‘Vogue’ Arabia’s new cover intended to celebrate the end of the female driver ban causes controversy

At first glance, Vogue Arabia’s June cover is nothing out of the ordinary for a fashion magazine. A glamorous woman — a princess, in fact — poses in the driver’s seat of a sports car parked in the desert.

Draped in white, with a scarf covering her head and black driving gloves, it’s all Grace Kelly meets 2018. Dig a little deeper though, and it’s not just a model posing in the car for this Vogue Arabia cover.
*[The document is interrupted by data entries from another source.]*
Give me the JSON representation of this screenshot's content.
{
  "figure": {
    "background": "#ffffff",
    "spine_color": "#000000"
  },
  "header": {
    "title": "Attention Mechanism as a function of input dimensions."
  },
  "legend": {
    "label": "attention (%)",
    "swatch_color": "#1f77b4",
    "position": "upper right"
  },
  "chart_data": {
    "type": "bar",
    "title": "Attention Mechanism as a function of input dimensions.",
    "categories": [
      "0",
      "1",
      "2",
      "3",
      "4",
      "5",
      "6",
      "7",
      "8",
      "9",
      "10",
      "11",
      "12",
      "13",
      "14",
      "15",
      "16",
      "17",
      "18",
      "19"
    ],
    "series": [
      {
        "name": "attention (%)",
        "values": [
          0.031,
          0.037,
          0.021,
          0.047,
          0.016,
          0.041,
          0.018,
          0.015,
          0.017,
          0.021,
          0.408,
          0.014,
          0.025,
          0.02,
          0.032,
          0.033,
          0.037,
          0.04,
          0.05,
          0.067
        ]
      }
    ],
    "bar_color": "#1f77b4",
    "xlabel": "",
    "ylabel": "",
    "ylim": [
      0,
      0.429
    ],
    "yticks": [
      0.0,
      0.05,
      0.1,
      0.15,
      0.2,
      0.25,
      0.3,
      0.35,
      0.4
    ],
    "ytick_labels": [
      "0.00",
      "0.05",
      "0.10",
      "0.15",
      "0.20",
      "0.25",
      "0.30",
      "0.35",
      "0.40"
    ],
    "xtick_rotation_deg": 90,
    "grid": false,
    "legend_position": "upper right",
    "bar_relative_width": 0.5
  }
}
It’s a political statement.

According to the magazine, the cover is a celebration of the end of the ban on women driving in Saudi Arabia.

“HRH Princess Hayfa bint Abdullah Al Saud is in the driving seat on the cover of Vogue Arabia’s first-ever Saudi issue,” Vogue Arabia wrote on Instagram. “The Saudi issue will launch in a monumental month, with the ban on women driving in the kingdom set to be lifted on June 24.”

The issue is all about groundbreaking women, with a new era in Saudi Arabia on the horizon.

While the princess on the cover is actually the daughter of a former king, whose own family had enforced the driving ban, as noted in the interview, she’s now on the side supporting this change. “In our country, there are some conservatives who fear change,” she told Vogue Arabia. For many, it’s all they have known. Personally, I support these changes with great enthusiasm.”

But that’s not really the problem people have. It’s that the princess is on the cover of a Vogue issue, glamorously behind the wheel promoting equality, while multiple women have been jailed in her country for doing exactly the same thing within just the past two weeks.

People have gone so far as to replace the face of the princess on the cover with that of one of the many activists.

In an emailed statement to Mic, Vogue Arabia editor-in-chief Manuel Arnaut said,Each month, Vogue Arabia highlights and discusses key issues related to womanhood in the Arab world. Fashion might be part of our core business, but informing and initiating heathy debates around meaningful topics are also a priority under my editorship. Naturally, we could not ignore the current affairs, especially when they are related to Arab women in one of the markets in the region where Vogue Arabia is especially relevant.”